In Georgien wird seit mindestens 15 Jahrhunderten Literatur geschrieben. Der vorliegende Sammelband ist der erste Versuch, georgische Schriftstellerinnen aus diesen vielen Jahrhunderten in einem Buch zu vereinen. In früheren Anthologien und Sammelbänden wurden in Georgien wie fast überall überwiegend männliche Autoren gedruckt, herausgegeben und übersetzt. Dabei verfügt die georgische Literatur über einen wahren Schatz. Seit dem 11. Jahrhundert sind Äußerungen von Autorinnen belegbar ? damit können nur wenige Nationalliteraturen aufwarten.

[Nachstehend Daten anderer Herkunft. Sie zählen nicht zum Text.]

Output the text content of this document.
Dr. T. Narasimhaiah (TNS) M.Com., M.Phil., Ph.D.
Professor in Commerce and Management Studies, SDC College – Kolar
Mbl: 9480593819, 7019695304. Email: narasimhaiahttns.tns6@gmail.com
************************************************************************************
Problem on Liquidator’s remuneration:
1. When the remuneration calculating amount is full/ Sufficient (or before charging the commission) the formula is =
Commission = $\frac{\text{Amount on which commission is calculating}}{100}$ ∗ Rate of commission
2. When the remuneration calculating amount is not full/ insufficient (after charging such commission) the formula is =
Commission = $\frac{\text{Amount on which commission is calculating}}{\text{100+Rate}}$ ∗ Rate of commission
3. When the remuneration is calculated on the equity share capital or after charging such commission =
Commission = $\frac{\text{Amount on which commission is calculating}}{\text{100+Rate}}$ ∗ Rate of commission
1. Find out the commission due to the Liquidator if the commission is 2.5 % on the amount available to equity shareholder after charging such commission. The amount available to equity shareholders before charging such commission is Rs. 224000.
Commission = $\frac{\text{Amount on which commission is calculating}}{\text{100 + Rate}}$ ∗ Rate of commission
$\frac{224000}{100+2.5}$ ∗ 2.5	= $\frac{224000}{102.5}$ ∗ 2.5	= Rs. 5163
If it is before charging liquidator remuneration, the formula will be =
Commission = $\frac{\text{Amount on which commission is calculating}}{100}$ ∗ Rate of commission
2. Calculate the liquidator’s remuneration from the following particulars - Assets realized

Als die Idee geboren wurde, georgische Schriftstellerinnen mit ihren Werken in die deutsche Sprache zu „transferieren“, war noch nicht abzusehen, welche Schwierigkeiten ein solches Unterfangen bereiten würde, da nur sehr wenig Vorarbeiten bzw. Forschungen zur Verfügung standen. Das Auffinden von Namen, Texten, Geburts- und Sterbedaten, biografischen Angaben usw. stellte sich schon allein als Kraftakt heraus, der viele Jahre füllte.

Mit dem Buch wurde indes nicht das Ziel gestellt, alle georgischen Schriftstellerinnen mit ihren Werke erschöpfend zu erfassen. Einerseits sind sie so überaus zahlreich, dass sie gar nicht alle in einer Publikation unterzubringen wären, andererseits sollten hier nur diejenigen Autorinnen einen Platz finden, die dem Leser heute noch „etwas mitzuteilen“ haben. Es galt also einzugrenzen. Da die noch lebenden georgischen Autorinnen derzeitig viel eher die Möglichkeit besitzen, gedruckt und übersetzt zu werden, wurden sie von vornherein ausgespart.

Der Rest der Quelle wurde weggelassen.